Fundador do Unplanned e Diretor de Planejamento na F/Nazca Saatchi Saatchi
Bom dia, robô. Você é raso?
Sim, você.
Calma, não sai do texto ainda… lê mais um pouco… aguenta o desconforto por 5 minutos.
Esse texto é sobre tentar se forçar a fazer o que não fazemos mais.
Aguentar o desconforto podia ser o tópico. Mas não é.
A não ser que a gente ache desconfortável olhar com calma as coisas.
Será?
Que o mundo moderno nos seduz e vicia já sabemos, mas, como tudo na vida, essa liquidez e velocidade nos traz consequências de um lado nem tão legal assim.
Numa mão temos o excesso de tudo na velocidade da luz. E a nossa pressa.
Na outra, a tecnologia encurtando o trabalho, onde praticidade é necessidade. Resumo: nos automatizamos.
Somos cheios de opinião e vazios de olhares.
Nosso próprio olhar.
Menos manada.
Contraditório pensar que o que mais valorizamos hoje é autoria.
Pra ser autor, precisa digerir, sentir, formular. O oposto do que fazemos.
Ao ler, já estamos pensando o que vamos dizer. Dizer, protagonizar, parecer.
Nossos olhos estão lendo apenas os títulos. Mal e mal os títulos.

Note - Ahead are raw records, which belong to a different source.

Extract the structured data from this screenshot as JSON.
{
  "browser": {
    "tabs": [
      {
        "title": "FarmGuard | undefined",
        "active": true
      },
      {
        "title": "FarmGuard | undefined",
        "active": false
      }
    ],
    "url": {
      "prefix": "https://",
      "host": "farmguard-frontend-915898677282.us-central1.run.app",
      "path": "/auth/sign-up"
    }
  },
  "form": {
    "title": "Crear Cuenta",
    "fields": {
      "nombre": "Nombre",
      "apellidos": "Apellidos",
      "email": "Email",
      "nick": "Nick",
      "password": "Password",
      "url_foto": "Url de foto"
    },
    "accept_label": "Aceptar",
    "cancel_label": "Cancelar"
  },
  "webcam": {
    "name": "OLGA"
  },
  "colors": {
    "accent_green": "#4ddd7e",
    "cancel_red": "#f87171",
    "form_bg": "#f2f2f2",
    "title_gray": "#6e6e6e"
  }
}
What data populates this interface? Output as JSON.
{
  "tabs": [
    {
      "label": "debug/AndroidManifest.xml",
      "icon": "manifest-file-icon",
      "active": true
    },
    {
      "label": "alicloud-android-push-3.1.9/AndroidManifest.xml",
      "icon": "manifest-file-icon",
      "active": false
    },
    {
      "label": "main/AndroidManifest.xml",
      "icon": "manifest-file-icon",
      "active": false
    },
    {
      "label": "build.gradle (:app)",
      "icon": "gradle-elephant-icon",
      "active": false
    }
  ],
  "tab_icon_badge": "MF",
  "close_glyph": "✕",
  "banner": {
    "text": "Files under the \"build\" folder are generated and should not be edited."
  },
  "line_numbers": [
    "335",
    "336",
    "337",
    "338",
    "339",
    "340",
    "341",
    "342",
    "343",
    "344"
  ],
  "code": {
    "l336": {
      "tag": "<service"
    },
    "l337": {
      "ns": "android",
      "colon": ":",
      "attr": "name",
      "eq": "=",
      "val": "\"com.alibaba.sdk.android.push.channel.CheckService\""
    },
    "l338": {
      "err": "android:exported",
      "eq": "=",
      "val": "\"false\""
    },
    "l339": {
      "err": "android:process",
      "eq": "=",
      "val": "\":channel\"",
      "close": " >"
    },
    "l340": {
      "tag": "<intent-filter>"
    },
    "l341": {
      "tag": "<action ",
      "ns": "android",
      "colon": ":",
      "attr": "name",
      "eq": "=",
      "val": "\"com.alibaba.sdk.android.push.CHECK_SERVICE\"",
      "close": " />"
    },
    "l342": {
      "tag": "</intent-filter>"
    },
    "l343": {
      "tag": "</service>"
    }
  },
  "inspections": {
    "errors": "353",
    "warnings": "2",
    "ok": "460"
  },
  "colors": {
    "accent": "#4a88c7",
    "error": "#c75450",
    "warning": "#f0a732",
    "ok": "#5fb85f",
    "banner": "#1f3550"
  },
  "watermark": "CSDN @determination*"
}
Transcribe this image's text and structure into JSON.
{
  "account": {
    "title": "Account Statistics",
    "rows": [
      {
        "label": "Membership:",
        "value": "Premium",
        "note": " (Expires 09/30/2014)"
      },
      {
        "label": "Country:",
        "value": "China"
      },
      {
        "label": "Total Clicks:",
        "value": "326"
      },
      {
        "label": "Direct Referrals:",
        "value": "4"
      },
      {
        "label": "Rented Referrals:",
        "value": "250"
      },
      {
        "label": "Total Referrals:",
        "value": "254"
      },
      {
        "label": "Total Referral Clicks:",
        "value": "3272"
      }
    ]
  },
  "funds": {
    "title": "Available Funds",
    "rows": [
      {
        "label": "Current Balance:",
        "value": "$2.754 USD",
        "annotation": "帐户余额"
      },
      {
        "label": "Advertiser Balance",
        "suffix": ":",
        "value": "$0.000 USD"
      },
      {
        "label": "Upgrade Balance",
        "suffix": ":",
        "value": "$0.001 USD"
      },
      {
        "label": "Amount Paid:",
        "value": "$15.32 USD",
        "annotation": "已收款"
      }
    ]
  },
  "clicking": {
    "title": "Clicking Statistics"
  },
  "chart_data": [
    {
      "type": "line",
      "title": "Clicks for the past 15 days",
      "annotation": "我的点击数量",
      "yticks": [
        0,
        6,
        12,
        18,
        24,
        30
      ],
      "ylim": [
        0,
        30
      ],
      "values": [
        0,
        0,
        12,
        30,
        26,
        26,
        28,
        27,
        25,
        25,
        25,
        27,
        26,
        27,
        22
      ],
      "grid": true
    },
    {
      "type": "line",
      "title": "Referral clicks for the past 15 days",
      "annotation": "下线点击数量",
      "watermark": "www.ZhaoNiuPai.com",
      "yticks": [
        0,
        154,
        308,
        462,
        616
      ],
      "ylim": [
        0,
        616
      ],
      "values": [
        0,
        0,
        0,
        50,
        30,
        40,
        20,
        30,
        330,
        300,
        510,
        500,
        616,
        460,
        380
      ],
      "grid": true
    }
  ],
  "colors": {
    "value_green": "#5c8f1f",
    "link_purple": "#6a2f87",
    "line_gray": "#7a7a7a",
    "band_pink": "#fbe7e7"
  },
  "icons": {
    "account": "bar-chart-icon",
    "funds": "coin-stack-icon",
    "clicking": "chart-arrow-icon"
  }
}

Tipo o jornalismo vagabundo que se baseia em manchetes e cliques.
E só.
Culpa nossa.
Vale para os sites e redes sociais mas vale para a vida.
Olhar e não ver.
Por que pra ver precisa querer. Trabalhar o pensamento.
Pensar não dói, mas dá trabalho.
Compromisso, energia, e um mínimo tempinho. Tempo que não temos.
Curioso isso. Achamos que não temos tempo pra nada, mas passa um ano, um mês e mais ou menos estamos no mesmo lugar fazendo a mesma coisa.
Então resumo é que não tínhamos tempo para nada porque gastamos tempo pra nada.
Pense nas polêmicas do dia na última semana. Hamburgueria no dia 1. Atletas e photoshop dia 2.
Geração tal no dia 3. Artigo infeliz no dia 4. Planilha de excel anônima no dia 5.
O que fica?
Quanto você entendeu o assunto?
Quanto digeriu e gerou um debate na sua rede ou proximidade?
Pegou pra você? Essa é uma boa questão: o que você pega pra você?
Pra entrar na história, respirar a história, produzir, concluir, agir…
É tanta pressa que as polêmicas, que antes tinham o papel de gatilho para mudanças e tratamento das questões, hoje se encerram nelas mesmas.
Polêmica é fim, e não começo de algo que precisa ser tratado.
Tchau polêmica de ontem, que venha a de hoje.
Afinal não quero me envolver, pensar, propor, fazer algo no meu micro mundo.
Um rápido exercício: olhe pra frente e encontre a primeira pessoa que seus olhos alcançarem.
Colega de trabalho? Sua vó? Seu filho?
Qual foi a última vez que você conversou sem precisar dessa pessoa ou olhar no relógio? Digo mais: qual foi a última vez que você observou uma pessoa (as vezes discretamente) por uns 5, 10 minutos…
No trabalho, na praça, em casa.
A roupa, o jeito, o semblante, a ação. A história.
Estar em todos os lugares e não estar em nenhum. Consumir tudo e não sentir nada. Olhar tudo e não raciocinar sobre nada. Essa semana me peguei voltando 3x o seriado que estava vendo por que perdi, sistematicamente, o mesmo diálogo. Três vezes! O celular notifica, o escravo vai.
Lembro do tempo que consumia história criando os possíveis futuros, imaginando os próximos passos, adivinhando a cena.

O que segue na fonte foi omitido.